Included on the lengthy ballot for the Nov. 3 election are candidates for the Charter Review Commission. Voters should endeavor to select members who will continue to move county governance forward rather than revisiting grievances of the past.
In pondering the makeup of the commission, it is instructive to revisit Clark County’s recent history. In the early part of the past decade, Clark County government was beset by infighting and cronyism, with sound public policy frequently giving way to ideology.
By 2013, voters had seen enough. They elected 15 freeholders to propose a county charter, and the charter was approved with 53 percent of the vote the following year.

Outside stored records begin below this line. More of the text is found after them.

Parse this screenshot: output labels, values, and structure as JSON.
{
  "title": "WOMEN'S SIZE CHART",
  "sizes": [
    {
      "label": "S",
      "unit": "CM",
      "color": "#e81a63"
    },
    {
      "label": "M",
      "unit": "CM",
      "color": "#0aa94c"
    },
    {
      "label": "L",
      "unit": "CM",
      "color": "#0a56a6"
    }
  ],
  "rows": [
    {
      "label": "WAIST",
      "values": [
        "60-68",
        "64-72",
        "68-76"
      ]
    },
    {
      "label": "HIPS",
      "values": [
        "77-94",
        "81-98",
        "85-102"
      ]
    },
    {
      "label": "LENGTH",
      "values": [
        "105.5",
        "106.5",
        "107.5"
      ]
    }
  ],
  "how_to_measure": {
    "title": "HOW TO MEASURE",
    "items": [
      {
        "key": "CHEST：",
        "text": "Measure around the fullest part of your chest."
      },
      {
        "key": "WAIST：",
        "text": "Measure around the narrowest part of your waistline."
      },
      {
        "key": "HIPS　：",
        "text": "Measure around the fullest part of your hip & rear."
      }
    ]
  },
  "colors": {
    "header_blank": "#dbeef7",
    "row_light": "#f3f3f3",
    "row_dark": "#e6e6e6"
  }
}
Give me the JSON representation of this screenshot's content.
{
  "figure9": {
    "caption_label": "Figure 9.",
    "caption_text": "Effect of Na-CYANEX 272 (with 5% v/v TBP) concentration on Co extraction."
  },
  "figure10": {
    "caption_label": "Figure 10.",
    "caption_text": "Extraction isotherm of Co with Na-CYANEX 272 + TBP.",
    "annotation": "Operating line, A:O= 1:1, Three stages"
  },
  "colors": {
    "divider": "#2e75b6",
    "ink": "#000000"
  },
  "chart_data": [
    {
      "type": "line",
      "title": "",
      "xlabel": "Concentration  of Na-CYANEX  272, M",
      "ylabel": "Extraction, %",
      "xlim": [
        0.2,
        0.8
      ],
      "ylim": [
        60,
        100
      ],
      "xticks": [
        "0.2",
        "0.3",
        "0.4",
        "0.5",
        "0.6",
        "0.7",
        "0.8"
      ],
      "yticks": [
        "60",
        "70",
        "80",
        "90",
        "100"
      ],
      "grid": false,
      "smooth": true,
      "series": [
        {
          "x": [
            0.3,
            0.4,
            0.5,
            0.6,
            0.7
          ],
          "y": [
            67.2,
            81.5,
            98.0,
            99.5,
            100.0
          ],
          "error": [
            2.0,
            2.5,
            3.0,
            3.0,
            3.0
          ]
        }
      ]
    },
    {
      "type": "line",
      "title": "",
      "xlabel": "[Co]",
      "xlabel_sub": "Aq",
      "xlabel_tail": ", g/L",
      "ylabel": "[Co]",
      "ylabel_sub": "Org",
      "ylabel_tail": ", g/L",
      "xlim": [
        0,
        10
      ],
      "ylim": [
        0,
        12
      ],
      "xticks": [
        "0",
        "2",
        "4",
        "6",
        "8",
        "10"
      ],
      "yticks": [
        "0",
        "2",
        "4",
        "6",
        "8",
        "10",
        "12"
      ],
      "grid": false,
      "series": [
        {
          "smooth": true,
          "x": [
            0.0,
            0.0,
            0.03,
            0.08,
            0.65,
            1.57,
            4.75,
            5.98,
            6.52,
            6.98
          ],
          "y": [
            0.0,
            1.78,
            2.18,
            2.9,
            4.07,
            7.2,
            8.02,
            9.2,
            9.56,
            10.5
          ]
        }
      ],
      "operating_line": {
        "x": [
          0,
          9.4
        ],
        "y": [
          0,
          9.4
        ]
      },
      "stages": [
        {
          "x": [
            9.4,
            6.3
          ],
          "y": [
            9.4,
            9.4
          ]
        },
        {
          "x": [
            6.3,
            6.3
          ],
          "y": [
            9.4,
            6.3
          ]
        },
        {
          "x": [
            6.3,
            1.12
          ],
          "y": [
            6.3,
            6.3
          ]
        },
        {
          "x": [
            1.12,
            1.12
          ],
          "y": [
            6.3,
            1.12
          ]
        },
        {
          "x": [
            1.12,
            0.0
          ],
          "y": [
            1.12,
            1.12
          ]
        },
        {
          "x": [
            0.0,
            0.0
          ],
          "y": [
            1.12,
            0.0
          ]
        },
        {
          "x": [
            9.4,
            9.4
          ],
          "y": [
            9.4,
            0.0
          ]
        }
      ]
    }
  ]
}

The charter changed county government from three commissioners elected countywide to a five-member council, with four members elected by district and a chair elected at-large. It also encoded a separation of powers, with councilors serving as the legislative branch tasked with approving policies and a county manager serving as the executive branch to carry out those policies. Councilors hire the county manager but are not involved with the day-to-day operations of county affairs.
As dictated by the charter, it now is time to elect a review commission to study the impact of the changes and assess where improvements can be made. Three members will be elected from each of the four council districts and three more will be elected countywide for a total of 15.
The review commission will meet next year and devise proposals to put before voters.
The commission will have much to leave intact, as most of the arguments against the charter have proven to be unfounded. For example, critics claimed that the changes would increase the cost of county government, but a 2018 report by The Columbian detailed that administrative costs have been reduced. For another example, opponents suggested that councilors would be unable to speak out under the new system or effectively engage with constituents, but that has been untrue.
Indeed, there are issues that warrant scrutiny. The council has had difficulty hiring and retaining an effective county manager, and the commission must find the cause and propose ways to improve stability. But adjustments to the charter should require the precise work of a scalpel rather than the inexact slices of a hatchet.
While The Columbian Editorial Board did not interview all candidates for the review commission, many of them warrant attention.
Doug Lasher, for example, served honorably as Clark County treasurer for 34 years and has strong insight into the workings of county government. Eric Holt has run unsuccessfully for office in recent years and has demonstrated a thoughtful approach to government. Bridgette Fahnbulleh is president of the local chapter of the NAACP and can offer a perspective that often is disenfranchised in local government; she is running against Mike Dalesandro, a former mayor of Battle Ground who also would be a voice of reason on the commission. And Brent Boger is a longtime Washougal City Council member and deputy Vancouver city attorney.
In addition, many candidates have impressive records of community service but have never before sought an elected position. The statements and backgrounds for all candidates can be found in the Voters’ Pamphlet.
Choosing the Charter Review Commission is the next step toward improving Clark County government. To do that, voters should continue to move forward while rejecting the county’s troubled past.